Go Down

Topic: Arduino driving MOSFET (Read 345 times) previous topic - next topic

btfdev

Hiya,

Just need a quick confirmation from the experts here.

Using Arduino PWM output, we can supply required voltages (0V to 5V) to drive a logic level MOSFET?

Thinking about using a 10 turn pot mapping to the Arduino output, it should be precise enough to do the job.

Thanks, BTFDev

retrolefty


Hiya,

Just need a quick confirmation from the experts here.

Using Arduino PWM output, we can supply required voltages (0V to 5V) to drive a logic level MOSFET?

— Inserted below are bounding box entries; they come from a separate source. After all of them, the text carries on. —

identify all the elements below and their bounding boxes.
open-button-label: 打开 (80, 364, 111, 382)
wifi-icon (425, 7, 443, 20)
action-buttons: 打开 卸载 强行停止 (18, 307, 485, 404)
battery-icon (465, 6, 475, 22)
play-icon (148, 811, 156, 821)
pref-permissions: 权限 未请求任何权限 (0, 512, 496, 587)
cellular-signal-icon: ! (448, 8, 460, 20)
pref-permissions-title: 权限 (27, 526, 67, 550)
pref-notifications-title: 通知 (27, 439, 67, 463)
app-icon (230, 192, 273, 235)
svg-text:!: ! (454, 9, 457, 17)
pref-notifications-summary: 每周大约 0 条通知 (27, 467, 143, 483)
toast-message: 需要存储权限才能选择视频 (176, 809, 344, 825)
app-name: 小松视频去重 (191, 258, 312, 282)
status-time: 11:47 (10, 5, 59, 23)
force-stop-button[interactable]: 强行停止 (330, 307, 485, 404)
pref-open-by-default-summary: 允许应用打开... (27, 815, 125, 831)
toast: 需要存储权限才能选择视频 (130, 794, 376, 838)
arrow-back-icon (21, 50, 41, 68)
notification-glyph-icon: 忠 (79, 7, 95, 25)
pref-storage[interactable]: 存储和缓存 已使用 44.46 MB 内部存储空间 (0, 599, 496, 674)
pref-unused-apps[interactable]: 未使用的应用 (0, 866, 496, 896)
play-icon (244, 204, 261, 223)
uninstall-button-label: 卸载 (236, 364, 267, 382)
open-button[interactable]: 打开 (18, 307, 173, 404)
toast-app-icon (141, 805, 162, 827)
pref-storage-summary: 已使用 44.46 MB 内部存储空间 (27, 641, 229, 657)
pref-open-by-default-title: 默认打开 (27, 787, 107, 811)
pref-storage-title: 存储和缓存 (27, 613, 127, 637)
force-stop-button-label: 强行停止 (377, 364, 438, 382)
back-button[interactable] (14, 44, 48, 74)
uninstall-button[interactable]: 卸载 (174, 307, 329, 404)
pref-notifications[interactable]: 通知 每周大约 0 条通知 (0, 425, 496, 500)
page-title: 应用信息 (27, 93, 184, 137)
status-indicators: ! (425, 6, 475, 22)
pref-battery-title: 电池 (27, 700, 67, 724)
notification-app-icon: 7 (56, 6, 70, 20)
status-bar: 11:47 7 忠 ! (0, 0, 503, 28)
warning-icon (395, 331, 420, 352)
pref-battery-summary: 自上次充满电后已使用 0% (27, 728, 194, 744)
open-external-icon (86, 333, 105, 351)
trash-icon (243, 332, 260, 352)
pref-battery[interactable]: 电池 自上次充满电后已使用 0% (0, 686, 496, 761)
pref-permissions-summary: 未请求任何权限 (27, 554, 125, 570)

Yes that will work. Many recommend adding a series 200-330 ohm series resistor between the pwm pin and the mosfet gate pin to limit current flow during transition switching of the capacitance load of the mosfet. Also if the mosfet drain circuit is wire to a DC voltage source other then the arduino +5vdc then a 10k resistor wired between gate and source terminals of the mosfet will insure that the device remains turned off in the case where the arduino might get powered off but the mosfet external voltage source is still on.


Thinking about using a 10 turn pot mapping to the Arduino output, it should be precise enough to do the job.

That should work ok, but keep in mind that the pot input allows 10bits of resolution of the analog input converter but the analogWrite command only has 256 bits of resolution, so a precision pot's capability may not be able to be fully utilized over say a quality single turn pot which may be good enough.
Lefty
Thanks,

BTFDev

Krodal

A logic level mosfet will turn on with a "logic level", as the name says.
Most normal mosfets will be on at 9V or so, and can't be driven directly by an Arduino.

But some logic level mosfets turn on at 2V, others turn on at 4V. You can find in the datasheet how much current the mosfet is able to control at a certain gate voltage.

To find a logic level mosfet, you could search Ebay for "logic mosfet".